The exception processing of rejected trades by middle office and back-office staff  comprises of the vast majority of the costs associated with trade settlement.  

3 Ways AI And Machine Learning Improve Settlement Clearing

Although there are many applications of AI for trade-settlement clearing, the overall process can be broken down into three steps.

Identify

AI technologies can analyze vast amounts of historical trading data identifying any trades that failed. Also, the AI process can be done in a fraction of what it currently takes for back-office personnel to perform the analysis. The result is complex trade data gets broken down and identified far more quickly and efficiently providing a clearer picture of the scope of the problem.

 

Analyze

Once the failed trades have been identified, AI can analyze why the trades were rejected. AI spots anomalies, gaps, or what’s missing in the settlement process. There are many reasons for a failed trade. The financial details could be inaccurate due to trader error, settlement accounts could be outdated or closed, or a spike in market volatility could have created a limit exception since the trade was booked.

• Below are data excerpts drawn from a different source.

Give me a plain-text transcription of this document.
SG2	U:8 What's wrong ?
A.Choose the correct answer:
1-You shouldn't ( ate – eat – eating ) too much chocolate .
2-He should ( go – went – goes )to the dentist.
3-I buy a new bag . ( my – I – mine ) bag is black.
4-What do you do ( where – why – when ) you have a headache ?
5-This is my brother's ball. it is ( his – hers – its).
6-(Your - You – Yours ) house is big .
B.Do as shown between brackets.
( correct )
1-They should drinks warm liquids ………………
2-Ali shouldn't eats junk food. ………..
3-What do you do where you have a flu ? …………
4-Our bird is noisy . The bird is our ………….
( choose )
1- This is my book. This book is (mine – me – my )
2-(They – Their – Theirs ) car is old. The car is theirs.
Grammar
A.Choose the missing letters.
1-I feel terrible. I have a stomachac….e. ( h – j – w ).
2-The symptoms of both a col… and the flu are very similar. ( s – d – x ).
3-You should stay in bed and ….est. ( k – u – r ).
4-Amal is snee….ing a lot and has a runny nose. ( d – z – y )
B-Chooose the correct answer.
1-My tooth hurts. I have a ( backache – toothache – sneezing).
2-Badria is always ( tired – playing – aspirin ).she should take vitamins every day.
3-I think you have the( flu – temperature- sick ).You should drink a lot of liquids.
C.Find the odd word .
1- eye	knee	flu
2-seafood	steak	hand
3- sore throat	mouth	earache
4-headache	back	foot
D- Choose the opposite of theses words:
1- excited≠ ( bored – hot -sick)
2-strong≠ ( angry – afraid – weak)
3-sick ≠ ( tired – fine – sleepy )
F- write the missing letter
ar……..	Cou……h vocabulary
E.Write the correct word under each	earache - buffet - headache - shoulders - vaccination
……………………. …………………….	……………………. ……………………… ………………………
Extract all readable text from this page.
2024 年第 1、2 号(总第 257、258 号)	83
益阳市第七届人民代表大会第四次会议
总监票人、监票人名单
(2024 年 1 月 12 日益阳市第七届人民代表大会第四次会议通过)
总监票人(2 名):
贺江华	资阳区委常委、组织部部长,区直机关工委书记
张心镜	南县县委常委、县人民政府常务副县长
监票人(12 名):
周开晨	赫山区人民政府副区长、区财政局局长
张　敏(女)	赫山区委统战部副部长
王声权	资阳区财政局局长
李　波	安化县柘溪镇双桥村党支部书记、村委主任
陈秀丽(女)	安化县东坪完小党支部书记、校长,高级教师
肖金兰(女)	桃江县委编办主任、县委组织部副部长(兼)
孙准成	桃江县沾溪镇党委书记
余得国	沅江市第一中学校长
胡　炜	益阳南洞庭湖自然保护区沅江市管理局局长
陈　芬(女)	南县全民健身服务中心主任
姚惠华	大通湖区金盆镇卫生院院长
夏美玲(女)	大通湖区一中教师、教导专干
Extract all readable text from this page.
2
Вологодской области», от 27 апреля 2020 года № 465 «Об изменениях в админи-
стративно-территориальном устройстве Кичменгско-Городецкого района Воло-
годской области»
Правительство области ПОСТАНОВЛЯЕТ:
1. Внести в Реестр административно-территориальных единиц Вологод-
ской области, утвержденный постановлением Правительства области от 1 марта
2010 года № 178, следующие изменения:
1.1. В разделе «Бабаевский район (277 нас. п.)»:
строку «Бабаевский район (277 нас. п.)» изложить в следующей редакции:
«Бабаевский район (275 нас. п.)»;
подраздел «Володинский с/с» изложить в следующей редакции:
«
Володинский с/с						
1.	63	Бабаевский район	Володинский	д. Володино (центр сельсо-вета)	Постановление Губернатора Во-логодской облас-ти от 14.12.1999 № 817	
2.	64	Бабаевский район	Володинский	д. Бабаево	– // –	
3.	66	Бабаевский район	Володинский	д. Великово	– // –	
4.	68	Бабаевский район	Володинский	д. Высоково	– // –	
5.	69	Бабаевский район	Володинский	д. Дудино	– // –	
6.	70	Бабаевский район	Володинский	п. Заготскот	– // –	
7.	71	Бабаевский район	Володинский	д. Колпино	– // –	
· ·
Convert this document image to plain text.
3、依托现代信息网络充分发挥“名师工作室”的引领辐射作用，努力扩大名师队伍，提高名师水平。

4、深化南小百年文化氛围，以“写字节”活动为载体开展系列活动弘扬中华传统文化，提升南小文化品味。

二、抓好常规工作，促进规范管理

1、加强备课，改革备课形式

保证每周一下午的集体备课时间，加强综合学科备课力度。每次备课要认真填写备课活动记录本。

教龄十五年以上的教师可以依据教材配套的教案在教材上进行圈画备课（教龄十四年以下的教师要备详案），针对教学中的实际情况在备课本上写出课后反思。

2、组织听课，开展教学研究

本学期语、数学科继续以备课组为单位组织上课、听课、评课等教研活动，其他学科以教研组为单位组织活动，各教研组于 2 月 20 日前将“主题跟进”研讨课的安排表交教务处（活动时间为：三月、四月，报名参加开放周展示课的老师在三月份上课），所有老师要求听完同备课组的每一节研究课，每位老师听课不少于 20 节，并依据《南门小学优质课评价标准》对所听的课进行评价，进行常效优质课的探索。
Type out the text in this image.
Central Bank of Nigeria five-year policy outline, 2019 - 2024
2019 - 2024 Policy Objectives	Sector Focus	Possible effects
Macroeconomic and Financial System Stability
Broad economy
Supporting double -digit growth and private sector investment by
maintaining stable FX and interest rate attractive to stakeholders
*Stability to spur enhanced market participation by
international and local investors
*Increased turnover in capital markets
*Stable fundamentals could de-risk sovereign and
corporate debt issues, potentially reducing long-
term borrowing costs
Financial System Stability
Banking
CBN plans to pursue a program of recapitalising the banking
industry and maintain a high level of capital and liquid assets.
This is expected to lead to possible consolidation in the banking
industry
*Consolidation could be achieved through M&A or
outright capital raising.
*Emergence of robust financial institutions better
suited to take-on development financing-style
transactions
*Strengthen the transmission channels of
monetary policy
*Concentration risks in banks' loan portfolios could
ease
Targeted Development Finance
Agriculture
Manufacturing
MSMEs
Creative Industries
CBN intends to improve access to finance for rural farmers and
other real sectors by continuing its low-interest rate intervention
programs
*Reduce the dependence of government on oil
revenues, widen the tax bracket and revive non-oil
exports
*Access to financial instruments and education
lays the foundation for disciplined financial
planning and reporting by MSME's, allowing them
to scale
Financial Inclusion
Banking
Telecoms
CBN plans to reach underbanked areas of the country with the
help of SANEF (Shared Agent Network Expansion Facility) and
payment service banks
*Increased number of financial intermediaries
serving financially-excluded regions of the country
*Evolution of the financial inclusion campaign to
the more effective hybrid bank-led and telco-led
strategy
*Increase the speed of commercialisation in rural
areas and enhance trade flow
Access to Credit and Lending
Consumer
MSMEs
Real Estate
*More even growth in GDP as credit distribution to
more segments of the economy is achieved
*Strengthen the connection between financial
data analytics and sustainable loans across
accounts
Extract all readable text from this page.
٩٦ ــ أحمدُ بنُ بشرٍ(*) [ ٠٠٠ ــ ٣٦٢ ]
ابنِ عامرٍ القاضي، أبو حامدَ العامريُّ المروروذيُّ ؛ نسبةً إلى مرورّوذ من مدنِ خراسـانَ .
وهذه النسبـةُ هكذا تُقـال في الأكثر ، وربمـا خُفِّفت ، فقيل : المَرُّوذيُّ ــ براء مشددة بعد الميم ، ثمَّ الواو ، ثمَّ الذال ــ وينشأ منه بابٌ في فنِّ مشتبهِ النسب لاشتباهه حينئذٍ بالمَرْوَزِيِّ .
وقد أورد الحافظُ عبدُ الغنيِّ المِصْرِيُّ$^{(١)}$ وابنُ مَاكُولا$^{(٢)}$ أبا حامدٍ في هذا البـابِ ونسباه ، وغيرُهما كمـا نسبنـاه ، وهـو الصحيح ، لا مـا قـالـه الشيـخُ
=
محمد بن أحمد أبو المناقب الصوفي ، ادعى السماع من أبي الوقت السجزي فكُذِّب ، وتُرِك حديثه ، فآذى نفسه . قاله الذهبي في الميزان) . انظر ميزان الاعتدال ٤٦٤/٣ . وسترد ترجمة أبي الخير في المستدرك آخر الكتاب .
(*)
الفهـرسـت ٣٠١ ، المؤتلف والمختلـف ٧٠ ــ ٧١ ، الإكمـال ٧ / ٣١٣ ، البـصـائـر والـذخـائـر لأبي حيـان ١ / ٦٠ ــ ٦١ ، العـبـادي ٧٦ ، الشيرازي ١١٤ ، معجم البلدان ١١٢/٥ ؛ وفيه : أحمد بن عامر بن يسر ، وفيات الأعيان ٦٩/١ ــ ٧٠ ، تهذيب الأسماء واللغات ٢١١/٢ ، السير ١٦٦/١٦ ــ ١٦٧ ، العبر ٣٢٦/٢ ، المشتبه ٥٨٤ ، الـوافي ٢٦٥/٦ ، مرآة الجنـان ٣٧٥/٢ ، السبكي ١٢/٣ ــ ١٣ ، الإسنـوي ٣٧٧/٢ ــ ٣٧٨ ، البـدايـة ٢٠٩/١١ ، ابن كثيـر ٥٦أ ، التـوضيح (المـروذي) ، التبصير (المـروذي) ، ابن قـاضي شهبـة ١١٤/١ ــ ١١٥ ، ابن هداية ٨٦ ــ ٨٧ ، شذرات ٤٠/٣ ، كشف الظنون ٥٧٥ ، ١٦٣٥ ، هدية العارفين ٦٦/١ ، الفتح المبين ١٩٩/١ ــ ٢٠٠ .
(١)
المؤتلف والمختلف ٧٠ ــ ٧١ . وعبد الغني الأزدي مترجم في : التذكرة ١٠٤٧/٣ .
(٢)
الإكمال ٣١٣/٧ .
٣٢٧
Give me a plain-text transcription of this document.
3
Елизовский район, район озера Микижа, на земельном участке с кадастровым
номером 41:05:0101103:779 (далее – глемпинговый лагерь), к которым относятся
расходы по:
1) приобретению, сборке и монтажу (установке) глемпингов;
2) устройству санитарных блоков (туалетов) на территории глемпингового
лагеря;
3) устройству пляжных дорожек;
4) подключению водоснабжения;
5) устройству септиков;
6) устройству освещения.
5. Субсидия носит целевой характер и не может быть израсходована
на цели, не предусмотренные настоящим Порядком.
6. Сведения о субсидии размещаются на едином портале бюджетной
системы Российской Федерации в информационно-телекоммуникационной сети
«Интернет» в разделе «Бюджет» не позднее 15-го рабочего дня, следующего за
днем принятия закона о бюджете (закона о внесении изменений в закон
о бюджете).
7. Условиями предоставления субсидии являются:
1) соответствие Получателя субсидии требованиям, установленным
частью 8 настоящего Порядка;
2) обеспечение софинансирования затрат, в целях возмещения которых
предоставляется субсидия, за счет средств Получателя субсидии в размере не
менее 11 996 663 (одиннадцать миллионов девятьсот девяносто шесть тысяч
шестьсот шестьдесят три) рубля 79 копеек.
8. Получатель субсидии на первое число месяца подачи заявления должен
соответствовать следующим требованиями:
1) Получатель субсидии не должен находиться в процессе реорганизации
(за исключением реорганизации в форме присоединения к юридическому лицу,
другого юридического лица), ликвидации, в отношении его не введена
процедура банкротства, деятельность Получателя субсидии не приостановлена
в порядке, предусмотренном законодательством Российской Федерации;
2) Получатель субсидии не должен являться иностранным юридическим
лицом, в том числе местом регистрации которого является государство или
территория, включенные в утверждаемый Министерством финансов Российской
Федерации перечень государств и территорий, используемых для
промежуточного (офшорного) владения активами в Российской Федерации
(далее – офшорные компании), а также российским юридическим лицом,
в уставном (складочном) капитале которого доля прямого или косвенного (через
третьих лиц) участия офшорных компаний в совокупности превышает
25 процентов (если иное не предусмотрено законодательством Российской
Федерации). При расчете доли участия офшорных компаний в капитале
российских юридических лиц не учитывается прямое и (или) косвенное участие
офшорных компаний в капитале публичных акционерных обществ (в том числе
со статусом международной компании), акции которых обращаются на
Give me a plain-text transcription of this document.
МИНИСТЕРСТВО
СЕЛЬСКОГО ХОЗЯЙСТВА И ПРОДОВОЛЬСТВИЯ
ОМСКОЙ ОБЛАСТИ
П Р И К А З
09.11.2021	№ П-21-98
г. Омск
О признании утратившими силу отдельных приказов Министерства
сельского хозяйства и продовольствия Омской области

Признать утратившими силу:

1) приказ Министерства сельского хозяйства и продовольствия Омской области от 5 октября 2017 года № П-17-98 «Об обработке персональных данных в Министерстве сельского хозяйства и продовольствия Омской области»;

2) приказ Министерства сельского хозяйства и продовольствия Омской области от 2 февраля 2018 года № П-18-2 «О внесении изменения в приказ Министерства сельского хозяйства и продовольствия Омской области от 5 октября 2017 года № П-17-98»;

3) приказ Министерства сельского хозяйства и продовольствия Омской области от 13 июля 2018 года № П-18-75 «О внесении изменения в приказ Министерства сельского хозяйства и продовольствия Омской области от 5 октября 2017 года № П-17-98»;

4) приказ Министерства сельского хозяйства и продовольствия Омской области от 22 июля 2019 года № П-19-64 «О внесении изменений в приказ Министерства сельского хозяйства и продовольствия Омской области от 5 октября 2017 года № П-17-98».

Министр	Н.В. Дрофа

Given the volatility of capital markets, identifying an incorrect trade and remedying the situation sooner, by even a few hours, can amount to significant cost savings. This is particularly true if the trade needs to be of unwound and the market had moved against the trader’s position.

“It takes a human five to ten minutes to reconcile a failed trade. A bot can do it in a quarter of a second.” – American Banker

As a result, AI can identify failed trades, but also analyze and provide the reason for the fail, allowing a remedy to be implemented.

Predict

After identifying failed trades and spotting the gaps in the process, AI through pattern recognition analysis can predict the likelihood of which trades might fail and propose solutions. Machine learning occurs as the algorithms evolve through this repetitive analysis. As AI learns, its predictive capability improves over time creating a far more efficient settlement process. Over time, machine learning can reduce the percentage of failed trades leading to fewer exception processing situations, and lower operational costs.

AI: The Added Layer Of Security

It’s important to note that AI doesn’t need to operate within a vacuum, meaning it can act as added layer of security in catching failed trades. By incorporating AI into the current settlement process, back-office operational efficiencies can be enhanced.

For example, in a typical back office, end-of-day procedures or tie-out involve generating reports to confirm that trades have been confirmed between counterparties, settled correctly, and that market positions for the bank are in balance.

With AI, the end-of-day checklist can be performed intraday allowing middle office and back personnel to target the exceptions and fix the trades before there’s any impact on the bank’s trading position, P&L, or the client’s account.

Takeaways

AI is capable of detecting complex patterns in data, identify gaps in the settlement process, and as a result predict outcomes far more quickly and effectively than the current process.

AI is still in the infancy stage but is attracting increasing amounts of investment by financial institutions. Both the operational efficiencies and costs savings of implementing AI and machine learning are expected to be significant in the years to come.  

“According to a report last year from Goldman Sachs, machine learning, and artificial intelligence will enable $34 billion to $43 billion in annual savings and revenue opportunities within the financial sector by 2025.” – CNBC

In summary, AI, through machine learning, can analyze complex sets of data, identify failed trades, and also provide the reason for the fail, allowing a remedy to be quickly implemented. For financial institutions, the expedited remediation of rejected trades can prevent costly consequences such as market losses, negatively impacted clients, and trading limit or regulatory violations.